It’s not everyday that one happens upon a book on foreign language pedagogy in one’s library. When I saw Teaching Spanish, My Way it surprised me that it would be something my library would carry. Most libraries don’t carry books about teaching unless they are connected to a college. I’m always looking for ideas to spice up how I teach, especially for my Spanish classes.
I had really high hopes for this book. Alas, they were two high. The opening chapter gives the author’s, Dee Eldredge, philosophy of teaching. It’s clearly meant for community or liberal arts colleges. Any high school or elementary teacher would have had a class on the topics that Eldredge addresses. Eldredge is sometimes patronizing in his tone regarding what “good” teachers should and shouldn’t do. It becomes humorous at some point, waiting to here what new shade he’s going to throw towards the “bad” teachers.
He then launches into a 100 page explication of Spanish language and grammar rules.
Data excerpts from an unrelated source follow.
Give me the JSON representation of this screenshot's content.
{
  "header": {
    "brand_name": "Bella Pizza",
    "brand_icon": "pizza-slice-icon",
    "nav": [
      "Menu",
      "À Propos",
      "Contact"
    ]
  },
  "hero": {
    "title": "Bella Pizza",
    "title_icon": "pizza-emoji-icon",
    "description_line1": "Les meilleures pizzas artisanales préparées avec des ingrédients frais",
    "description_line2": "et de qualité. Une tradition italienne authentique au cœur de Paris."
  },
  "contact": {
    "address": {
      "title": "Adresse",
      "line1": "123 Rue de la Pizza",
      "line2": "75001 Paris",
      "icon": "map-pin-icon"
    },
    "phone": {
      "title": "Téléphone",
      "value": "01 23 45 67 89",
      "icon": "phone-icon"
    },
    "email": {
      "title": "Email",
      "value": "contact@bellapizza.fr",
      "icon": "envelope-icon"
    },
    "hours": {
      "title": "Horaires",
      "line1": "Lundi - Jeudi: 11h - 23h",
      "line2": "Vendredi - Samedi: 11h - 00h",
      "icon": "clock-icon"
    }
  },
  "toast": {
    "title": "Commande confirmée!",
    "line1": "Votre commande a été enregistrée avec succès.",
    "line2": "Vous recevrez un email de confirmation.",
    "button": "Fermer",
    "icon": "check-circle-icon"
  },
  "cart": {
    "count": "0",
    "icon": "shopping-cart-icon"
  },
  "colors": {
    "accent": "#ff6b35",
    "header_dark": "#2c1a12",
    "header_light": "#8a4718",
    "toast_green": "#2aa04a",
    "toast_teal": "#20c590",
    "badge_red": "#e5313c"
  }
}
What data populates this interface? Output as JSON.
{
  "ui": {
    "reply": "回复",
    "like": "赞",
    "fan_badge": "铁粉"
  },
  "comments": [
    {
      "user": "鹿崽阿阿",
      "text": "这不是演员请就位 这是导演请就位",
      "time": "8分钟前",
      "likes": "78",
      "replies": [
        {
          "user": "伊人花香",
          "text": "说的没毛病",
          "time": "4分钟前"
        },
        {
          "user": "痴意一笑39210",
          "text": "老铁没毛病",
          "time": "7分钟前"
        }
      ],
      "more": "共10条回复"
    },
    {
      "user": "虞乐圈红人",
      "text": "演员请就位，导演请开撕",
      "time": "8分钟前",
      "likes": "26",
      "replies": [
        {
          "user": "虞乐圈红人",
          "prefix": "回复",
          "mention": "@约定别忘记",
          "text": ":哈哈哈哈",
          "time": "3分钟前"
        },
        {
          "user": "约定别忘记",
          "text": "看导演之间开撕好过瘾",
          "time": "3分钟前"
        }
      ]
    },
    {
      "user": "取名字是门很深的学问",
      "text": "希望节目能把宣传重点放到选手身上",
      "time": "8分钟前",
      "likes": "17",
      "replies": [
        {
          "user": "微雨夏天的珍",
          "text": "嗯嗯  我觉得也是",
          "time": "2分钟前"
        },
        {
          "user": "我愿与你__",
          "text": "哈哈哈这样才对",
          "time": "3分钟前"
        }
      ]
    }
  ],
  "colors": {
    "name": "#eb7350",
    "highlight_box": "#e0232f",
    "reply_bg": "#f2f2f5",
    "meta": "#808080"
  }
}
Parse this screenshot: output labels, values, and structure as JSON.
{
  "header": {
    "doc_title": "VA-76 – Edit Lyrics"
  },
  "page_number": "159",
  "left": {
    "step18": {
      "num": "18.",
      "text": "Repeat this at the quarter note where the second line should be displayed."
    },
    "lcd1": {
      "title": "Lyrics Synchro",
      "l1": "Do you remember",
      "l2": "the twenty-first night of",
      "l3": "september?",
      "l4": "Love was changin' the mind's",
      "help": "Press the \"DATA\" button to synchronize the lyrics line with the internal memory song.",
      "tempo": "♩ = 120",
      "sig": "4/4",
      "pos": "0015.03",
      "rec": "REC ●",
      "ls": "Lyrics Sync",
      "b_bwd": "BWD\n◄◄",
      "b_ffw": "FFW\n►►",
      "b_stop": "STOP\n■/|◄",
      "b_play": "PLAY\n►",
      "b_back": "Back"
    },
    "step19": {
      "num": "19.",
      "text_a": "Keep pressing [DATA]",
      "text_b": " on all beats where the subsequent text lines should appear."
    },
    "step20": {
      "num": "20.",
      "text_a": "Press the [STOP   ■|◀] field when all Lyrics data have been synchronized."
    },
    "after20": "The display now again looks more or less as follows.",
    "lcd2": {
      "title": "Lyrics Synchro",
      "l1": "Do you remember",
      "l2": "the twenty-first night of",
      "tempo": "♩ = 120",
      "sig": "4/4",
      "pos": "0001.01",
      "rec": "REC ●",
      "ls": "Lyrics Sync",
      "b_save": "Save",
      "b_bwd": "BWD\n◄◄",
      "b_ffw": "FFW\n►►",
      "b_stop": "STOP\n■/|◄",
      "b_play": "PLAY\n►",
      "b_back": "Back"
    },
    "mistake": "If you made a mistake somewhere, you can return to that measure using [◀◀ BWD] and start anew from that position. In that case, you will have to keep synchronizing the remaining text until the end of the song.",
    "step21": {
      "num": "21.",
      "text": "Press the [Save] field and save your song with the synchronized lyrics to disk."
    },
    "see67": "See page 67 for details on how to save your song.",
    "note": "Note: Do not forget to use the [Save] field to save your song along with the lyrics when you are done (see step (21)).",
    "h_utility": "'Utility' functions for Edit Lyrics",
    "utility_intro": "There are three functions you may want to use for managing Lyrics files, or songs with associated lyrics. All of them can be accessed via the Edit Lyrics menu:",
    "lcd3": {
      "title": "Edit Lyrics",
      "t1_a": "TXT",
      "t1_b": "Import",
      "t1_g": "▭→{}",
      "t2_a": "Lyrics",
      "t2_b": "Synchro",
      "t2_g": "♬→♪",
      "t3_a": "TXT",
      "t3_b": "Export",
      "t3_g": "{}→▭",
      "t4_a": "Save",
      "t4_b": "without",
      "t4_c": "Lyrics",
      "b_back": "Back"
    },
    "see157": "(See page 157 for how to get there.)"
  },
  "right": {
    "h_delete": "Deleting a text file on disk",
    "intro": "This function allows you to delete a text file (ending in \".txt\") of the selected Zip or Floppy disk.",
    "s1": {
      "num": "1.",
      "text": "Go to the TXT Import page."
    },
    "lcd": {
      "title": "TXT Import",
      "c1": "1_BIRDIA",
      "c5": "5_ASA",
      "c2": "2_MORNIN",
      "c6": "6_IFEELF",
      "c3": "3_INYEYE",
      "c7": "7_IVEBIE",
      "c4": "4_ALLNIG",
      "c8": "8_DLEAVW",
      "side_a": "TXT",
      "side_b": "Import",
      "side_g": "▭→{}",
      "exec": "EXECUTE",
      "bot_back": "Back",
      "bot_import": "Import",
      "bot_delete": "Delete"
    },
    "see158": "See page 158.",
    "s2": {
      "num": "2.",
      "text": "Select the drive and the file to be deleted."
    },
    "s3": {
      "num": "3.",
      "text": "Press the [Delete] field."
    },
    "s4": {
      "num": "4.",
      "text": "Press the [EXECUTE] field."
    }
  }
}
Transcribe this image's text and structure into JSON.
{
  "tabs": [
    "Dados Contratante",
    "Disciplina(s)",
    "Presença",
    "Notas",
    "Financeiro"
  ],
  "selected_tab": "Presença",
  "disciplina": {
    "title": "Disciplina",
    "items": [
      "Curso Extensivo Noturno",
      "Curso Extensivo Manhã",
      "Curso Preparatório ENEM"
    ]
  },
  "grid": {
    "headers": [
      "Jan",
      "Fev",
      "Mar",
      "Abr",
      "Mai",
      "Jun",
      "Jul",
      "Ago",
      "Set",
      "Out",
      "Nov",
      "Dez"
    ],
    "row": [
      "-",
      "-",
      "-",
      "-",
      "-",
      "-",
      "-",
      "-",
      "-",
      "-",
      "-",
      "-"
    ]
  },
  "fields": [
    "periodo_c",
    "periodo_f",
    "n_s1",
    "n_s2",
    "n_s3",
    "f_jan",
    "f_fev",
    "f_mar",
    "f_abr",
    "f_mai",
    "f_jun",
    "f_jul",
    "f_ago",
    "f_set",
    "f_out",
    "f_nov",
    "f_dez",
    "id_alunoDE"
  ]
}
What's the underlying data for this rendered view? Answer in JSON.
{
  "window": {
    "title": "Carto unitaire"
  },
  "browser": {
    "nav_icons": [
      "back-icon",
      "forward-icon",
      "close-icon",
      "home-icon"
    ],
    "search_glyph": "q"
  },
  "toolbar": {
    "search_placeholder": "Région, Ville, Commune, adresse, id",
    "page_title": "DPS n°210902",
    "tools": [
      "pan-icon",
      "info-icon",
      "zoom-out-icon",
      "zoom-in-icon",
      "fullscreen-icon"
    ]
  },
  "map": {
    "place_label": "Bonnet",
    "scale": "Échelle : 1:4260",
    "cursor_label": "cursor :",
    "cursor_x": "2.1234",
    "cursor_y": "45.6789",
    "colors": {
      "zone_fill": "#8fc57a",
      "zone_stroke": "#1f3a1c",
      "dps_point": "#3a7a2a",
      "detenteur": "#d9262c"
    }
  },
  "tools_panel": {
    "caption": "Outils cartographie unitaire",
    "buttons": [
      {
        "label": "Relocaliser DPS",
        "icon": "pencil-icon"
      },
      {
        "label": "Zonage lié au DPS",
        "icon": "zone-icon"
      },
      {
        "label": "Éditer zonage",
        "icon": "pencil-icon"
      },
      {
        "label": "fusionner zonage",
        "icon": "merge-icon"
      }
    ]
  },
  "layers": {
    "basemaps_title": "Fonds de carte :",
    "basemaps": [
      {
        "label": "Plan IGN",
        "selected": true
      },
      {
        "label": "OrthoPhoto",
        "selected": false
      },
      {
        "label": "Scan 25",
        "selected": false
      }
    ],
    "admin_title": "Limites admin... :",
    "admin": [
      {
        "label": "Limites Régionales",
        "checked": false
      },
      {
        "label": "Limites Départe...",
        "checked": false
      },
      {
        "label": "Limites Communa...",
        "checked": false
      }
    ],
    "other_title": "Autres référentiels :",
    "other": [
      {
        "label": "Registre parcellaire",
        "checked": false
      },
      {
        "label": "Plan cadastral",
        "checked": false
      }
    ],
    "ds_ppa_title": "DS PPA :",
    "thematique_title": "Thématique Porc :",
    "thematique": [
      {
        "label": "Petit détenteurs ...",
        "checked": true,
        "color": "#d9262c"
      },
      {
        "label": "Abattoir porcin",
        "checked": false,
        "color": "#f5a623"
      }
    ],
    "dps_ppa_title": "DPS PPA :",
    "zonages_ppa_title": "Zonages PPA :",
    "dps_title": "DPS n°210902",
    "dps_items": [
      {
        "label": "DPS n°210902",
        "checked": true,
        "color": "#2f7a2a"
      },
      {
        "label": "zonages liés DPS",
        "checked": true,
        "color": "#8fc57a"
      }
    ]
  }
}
This is definitely something you should read if you need a cure for insomnia. The odd thing about the inclusion of this chapter in the book seems to convey Eldredge’s feeling that most Spanish teachers have no background in Spanish language and culture. For me, as a high school Spanish teacher, it seems that Eldredge feels his collegiate colleagues aren’t well versed in these topics. So ultimately, this isn’t a book for high school teachers. If you’ve been certified to teach Spanish, you’ll know all of this already.
Eldredge means well, there was a lot of organizational problems compounded by poor writing. I liked best the historical analysis of the development of the Spanish language and liked least the 100 pages of Spanish grammar rules. This is more of a skim-to-read-what-you-want sort of book not a cover-to-cover read.